Dead by Dawn

Thursday 20th - Sunday 22nd April 2018

The sun is shining for what feels like the first time in 2018, the blossom is blooming and all's right with the world. Or is it? Set aside all happy outdoor thoughts of spring like winter's hat and gloves because there are monsters lurking in dark alleyways, werewolves stalking the moors and trees just waiting to grab you by the throat. Oh, and your living room's laughing at you.

Yup, it can only be Dead by Dawn...

This year's festival gets off to a great start with a screening of FW Murnau's silent classic Nosferatu (1922). Yes, we've all seen it before, and, okay, it is a bit hokey in places, but the unearthly weirdness of Max Schreck still holds the power to chill and, with a pounding live accompaniment from pianist Forrester Pyke, this nightmarish vampire fantasy still has the power to enchant and chill.

Max Schreck as Count Orlock in Nosferatu

Next up, the festival's very special guest introduces the first of several screenings he'll host this weekend.

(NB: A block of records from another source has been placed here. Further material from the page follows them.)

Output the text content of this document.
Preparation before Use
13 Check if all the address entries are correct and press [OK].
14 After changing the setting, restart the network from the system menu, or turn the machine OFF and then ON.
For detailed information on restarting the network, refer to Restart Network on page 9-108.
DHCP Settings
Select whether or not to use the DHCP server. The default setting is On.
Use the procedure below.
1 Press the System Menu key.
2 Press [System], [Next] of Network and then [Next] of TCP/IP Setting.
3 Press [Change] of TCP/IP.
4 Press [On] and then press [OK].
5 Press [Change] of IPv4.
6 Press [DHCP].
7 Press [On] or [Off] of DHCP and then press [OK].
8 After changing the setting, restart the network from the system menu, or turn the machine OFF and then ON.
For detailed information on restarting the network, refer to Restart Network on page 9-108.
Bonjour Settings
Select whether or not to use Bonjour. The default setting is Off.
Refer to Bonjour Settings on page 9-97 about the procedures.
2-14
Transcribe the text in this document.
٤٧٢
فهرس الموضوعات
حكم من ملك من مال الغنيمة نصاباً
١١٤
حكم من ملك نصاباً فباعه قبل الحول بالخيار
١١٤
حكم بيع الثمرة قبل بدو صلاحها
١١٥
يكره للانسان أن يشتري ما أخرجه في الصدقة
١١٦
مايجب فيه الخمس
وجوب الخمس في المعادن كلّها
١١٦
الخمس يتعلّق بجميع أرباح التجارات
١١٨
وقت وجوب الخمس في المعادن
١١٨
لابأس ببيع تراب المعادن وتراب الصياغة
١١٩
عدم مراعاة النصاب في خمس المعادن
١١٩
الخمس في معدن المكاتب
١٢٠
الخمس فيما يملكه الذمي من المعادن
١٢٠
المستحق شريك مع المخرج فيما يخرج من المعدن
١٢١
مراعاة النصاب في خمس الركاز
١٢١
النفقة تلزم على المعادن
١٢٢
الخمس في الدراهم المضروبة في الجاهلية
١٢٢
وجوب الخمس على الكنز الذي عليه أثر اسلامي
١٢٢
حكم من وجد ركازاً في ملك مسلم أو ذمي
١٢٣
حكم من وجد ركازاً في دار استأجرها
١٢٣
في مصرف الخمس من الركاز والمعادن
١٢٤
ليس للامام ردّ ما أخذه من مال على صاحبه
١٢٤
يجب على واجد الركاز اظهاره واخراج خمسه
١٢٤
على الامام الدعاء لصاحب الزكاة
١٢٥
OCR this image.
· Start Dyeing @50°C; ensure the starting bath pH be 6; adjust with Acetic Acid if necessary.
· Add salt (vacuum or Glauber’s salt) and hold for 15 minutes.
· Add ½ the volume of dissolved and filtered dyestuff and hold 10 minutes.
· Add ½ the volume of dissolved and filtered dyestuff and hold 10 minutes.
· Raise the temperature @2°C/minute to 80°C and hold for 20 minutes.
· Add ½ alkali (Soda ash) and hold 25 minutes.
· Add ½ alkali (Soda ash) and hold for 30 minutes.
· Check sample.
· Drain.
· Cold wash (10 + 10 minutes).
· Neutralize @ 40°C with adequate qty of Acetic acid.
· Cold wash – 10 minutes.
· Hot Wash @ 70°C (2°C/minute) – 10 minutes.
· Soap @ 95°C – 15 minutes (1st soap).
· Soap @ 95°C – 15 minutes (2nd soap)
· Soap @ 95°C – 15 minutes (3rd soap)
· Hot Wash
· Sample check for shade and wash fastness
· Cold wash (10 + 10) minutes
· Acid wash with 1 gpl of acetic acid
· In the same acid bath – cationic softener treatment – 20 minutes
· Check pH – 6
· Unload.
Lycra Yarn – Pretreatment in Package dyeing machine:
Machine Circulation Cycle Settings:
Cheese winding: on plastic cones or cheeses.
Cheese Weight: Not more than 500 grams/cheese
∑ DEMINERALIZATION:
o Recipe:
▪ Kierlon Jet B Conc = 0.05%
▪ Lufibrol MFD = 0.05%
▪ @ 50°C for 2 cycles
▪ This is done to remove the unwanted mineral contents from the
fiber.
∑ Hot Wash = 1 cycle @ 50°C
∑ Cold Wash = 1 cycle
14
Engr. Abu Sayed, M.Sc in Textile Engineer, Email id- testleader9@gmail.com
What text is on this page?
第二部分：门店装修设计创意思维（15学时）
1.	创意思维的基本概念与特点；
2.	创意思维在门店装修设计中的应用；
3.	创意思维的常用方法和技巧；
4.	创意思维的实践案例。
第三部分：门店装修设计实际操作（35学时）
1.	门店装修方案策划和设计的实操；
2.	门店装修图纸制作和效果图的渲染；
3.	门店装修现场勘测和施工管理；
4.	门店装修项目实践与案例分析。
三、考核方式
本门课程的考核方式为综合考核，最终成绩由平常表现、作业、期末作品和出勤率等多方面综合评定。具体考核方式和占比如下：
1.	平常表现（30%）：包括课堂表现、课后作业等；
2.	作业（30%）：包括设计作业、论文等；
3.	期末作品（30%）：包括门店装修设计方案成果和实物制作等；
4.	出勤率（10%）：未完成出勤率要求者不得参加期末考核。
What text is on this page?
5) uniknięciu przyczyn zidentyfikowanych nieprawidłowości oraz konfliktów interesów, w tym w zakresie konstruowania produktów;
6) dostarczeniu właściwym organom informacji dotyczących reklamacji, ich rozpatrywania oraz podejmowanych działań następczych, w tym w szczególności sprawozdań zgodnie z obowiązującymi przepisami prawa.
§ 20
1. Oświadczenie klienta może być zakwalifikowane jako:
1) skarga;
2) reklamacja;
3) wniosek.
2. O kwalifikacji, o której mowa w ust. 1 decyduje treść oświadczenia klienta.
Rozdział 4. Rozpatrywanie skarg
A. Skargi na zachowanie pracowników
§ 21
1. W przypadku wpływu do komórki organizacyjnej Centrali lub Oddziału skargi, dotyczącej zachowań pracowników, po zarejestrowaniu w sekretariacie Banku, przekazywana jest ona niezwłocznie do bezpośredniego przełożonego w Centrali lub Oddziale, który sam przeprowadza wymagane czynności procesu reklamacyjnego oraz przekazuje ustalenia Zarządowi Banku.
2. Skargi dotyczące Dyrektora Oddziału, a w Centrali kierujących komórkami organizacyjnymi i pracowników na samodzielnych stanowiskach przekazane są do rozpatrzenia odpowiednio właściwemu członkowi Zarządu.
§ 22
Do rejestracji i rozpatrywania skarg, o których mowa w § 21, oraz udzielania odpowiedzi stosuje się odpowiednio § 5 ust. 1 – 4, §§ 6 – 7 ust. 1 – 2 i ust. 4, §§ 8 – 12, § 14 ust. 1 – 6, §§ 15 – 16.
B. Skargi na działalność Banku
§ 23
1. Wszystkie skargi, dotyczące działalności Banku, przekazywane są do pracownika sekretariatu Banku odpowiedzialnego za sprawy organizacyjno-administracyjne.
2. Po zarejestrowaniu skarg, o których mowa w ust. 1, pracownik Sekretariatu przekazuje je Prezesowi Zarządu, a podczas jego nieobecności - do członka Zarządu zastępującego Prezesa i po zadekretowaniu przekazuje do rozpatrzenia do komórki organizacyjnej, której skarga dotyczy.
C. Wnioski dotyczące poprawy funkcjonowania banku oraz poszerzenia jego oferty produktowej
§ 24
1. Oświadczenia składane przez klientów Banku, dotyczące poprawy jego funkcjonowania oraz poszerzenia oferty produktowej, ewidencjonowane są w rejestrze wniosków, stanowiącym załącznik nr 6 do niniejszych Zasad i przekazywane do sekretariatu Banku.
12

As the director of American Werewolf in London, Twilight Zone: The Movie and of course Michael Jackson's groudbreaking 'Thriller' video, Landis is a well loved and much revered figure in the horror world – and let's not forget he's also responsible for Animal House and The Blue Brothers, surely two of the most influential mainstream cult movies ever.

Tonight this delightfully ebullient and enthusiastic Hollywood legend brings us, along with some cracking anecdotes, his 1992 vampire movie, Innocent Blood, an exuberantly over the top supernatural romp that sees Nikita's Anne Parillaud turn Robert Loggia's vicious mob boss Sal the Shark, followed by most of the cast of The Sopranos and Tig from Sons of Anarchy, into bloodsucking monsters. Oops...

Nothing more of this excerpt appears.